1. Field of the Invention
The present invention provides a pixel structure and a manufacture method for use in a liquid crystal display (LCD), specifically, in a fringe field switching LCD (FFS-LCD).
2. Descriptions of the Related Art
Among all kinds of display products currently available, the liquid crystal display (LCD) is becoming the mainstream product. However, there are still some image display problems in LCDs, such as slow response speed and low aperture ratios. To overcome such problems, a fringe field switching LCD (FFS-LCD) has been proposed, which, compared to the conventional in-plane switching LCD (IPS-LCD), has an improved aperture ratio, a better overall light transmittance, and also a higher response speed.
In the pixel structure of the FFS-LCD, the pixel electrode and common electrode are stacked with and insulated from each other in the display area. In particular, the pixel electrode contains a slit structure so that when a voltage is applied to the pixel electrode and the common electrode, an electric field is generated between the fringe of the slit structure of the pixel electrode and the common electrode to control the twisting of the liquid crystal molecules in the pixel structure.
The pixel structure of a conventional FFS-LCD is depicted in FIG. 1A and FIG. 1B, and a manufacturing method thereof is depicted in FIG. 1C to FIG. 1I. The pixel structure comprises a control area 111 and a display area 112. For convenience, FIGS. 1B to 1I are depicted as cross-sectional views taken along lines A-A′, B-B′ and C-C′ in FIG. 1A. In manufacturing the pixel structure of a conventional FFS-LCD, a patterned first metallic layer 120 is initially formed on the substrate 110 by a photolithography-etching process. As shown in FIG. 1C, the patterned first metallic layer 120 comprises a gate electrode 121 and a gate line 123, in which the gate line 123 is extended to the pad area 113 of the substrate 110.
Subsequently, the first insulating layer 130 is formed to overlay the first metallic layer 120. Then, a patterned semi-conductive layer 140 is formed on the first insulating layer 130 corresponding to the gate electrode 121 by a second photolithography-etching process, as shown in FIG. 1D. The semi-conductive layer 140 may comprise a semi-conductive channel layer and an ohmic contact layer (not shown).
Next, a first contact hole 131 is formed on the first insulating layer 130 by a third photolithography-etching process to partially expose the gate line 123 in the pad area 113, as shown in FIG. 1E. Following this, a patterned second metallic layer 150 is formed by a fourth photolithography-etching process. The second metallic layer 150 comprises a source electrode 151, a drain electrode 152, a data line 153 and a first gate line pad layer 154, which are formed simultaneously. The source electrode 151 and the drain electrode 152 are electrically connected to the semi-conductive layer 140 respectively. The data line 153 is configured to receive a signal for controlling the pixel structure. The first gate line pad layer 154 is electrically connected to the gate line 123 via the first contact hole 131, as shown in FIG. 1F.

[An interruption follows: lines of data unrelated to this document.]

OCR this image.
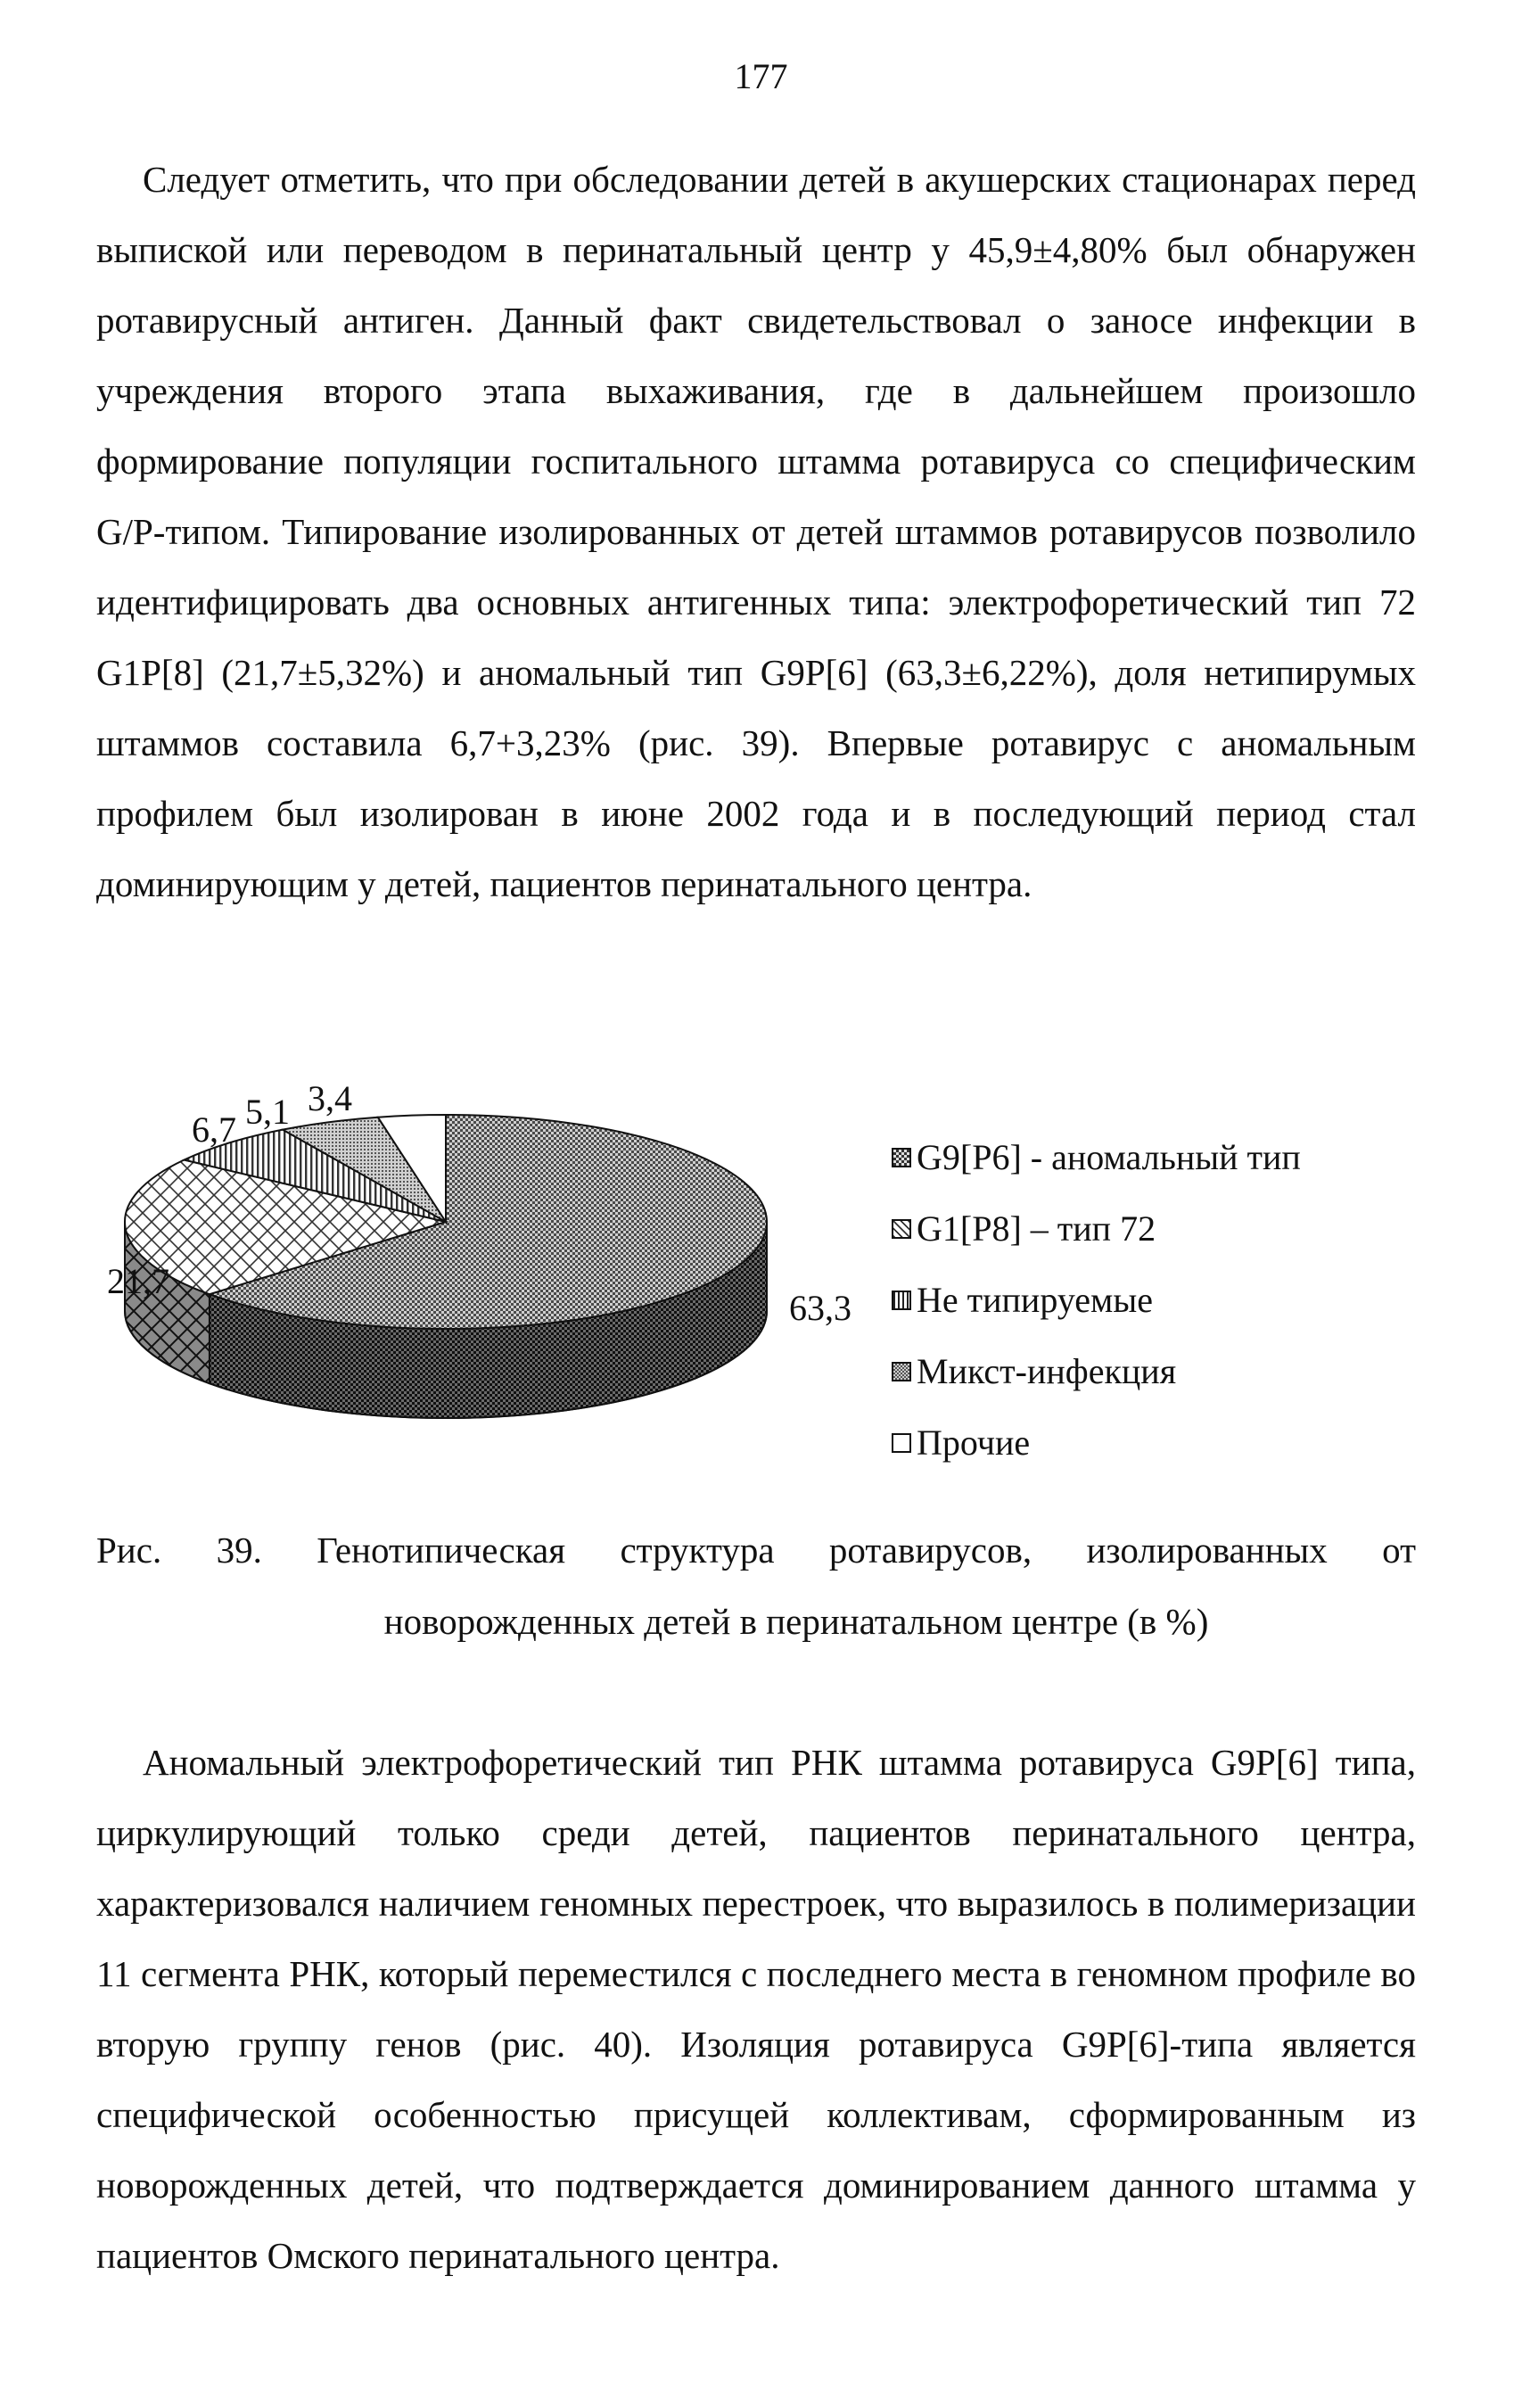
177

Следует отметить, что при обследовании детей в акушерских стационарах перед выпиской или переводом в перинатальный центр у 45,9±4,80% был обнаружен ротавирусный антиген. Данный факт свидетельствовал о заносе инфекции в учреждения второго этапа выхаживания, где в дальнейшем произошло формирование популяции госпитального штамма ротавируса со специфическим G/P-типом. Типирование изолированных от детей штаммов ротавирусов позволило идентифицировать два основных антигенных типа: электрофоретический тип 72 G1P[8] (21,7±5,32%) и аномальный тип G9P[6] (63,3±6,22%), доля нетипирумых штаммов составила 6,7+3,23% (рис. 39). Впервые ротавирус с аномальным профилем был изолирован в июне 2002 года и в последующий период стал доминирующим у детей, пациентов перинатального центра.

63,3
21,7
6,7 5,1 3,4
G9[P6] - аномальный тип
G1[P8] – тип 72
Не типируемые
Микст-инфекция
Прочие
Рис. 39. Генотипическая структура ротавирусов, изолированных от
новорожденных детей в перинатальном центре (в %)

Аномальный электрофоретический тип РНК штамма ротавируса G9P[6] типа, циркулирующий только среди детей, пациентов перинатального центра, характеризовался наличием геномных перестроек, что выразилось в полимеризации 11 сегмента РНК, который переместился с последнего места в геномном профиле во вторую группу генов (рис. 40). Изоляция ротавируса G9P[6]-типа является специфической особенностью присущей коллективам, сформированным из новорожденных детей, что подтверждается доминированием данного штамма у пациентов Омского перинатального центра.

Thereafter, a second insulating layer 160 is formed to overlay the aforesaid structure. Then, a patterned transparent electrode layer is formed on the second insulating layer 160 by a fifth photolithography-etching process to form a common electrode 171, as shown in FIG. 1G
Then, a third insulating layer 180 is formed, and the third insulating layer 180 and the second insulating layer 160 are patterned by a sixth photolithography-etching process. As a result, a second contact hole 181 is etched, partially exposing the drain electrode 152. Likewise, a third contact hole 182 is etched as well, partially exposing the first gate line pad layer 154, as shown in FIG. 1H. Next, a seventh photolithography-etching process is performed to form a patterned third metallic layer 190, which comprises a pixel electrode 191 and a second gate line pad layer 192. The pixel electrode 191 is formed on the display area 112 and is electrically connected to the drain electrode 152 via the second contact hole 181, while the second gate line pad layer 192 is electrically connected to the first gate line pad layer 154 via the third contact hole 182. Thereby, the second gate line pad layer 192 is electrically connected to the gate line 123 electrically, as shown in FIG. 1I.
In summary, in manufacturing the pixel structure of a conventional FFS-LCD, at least seven photolithography-etching processes are needed. The pixel structure formed comprises three insulating layers to give rise to high manufacturing costs and long manufacturing times. Accordingly, it is highly desirable to reduce the number of photolithography-etching processes and insulating layers required, while still maintaining the aperture ratio of the pixel structure.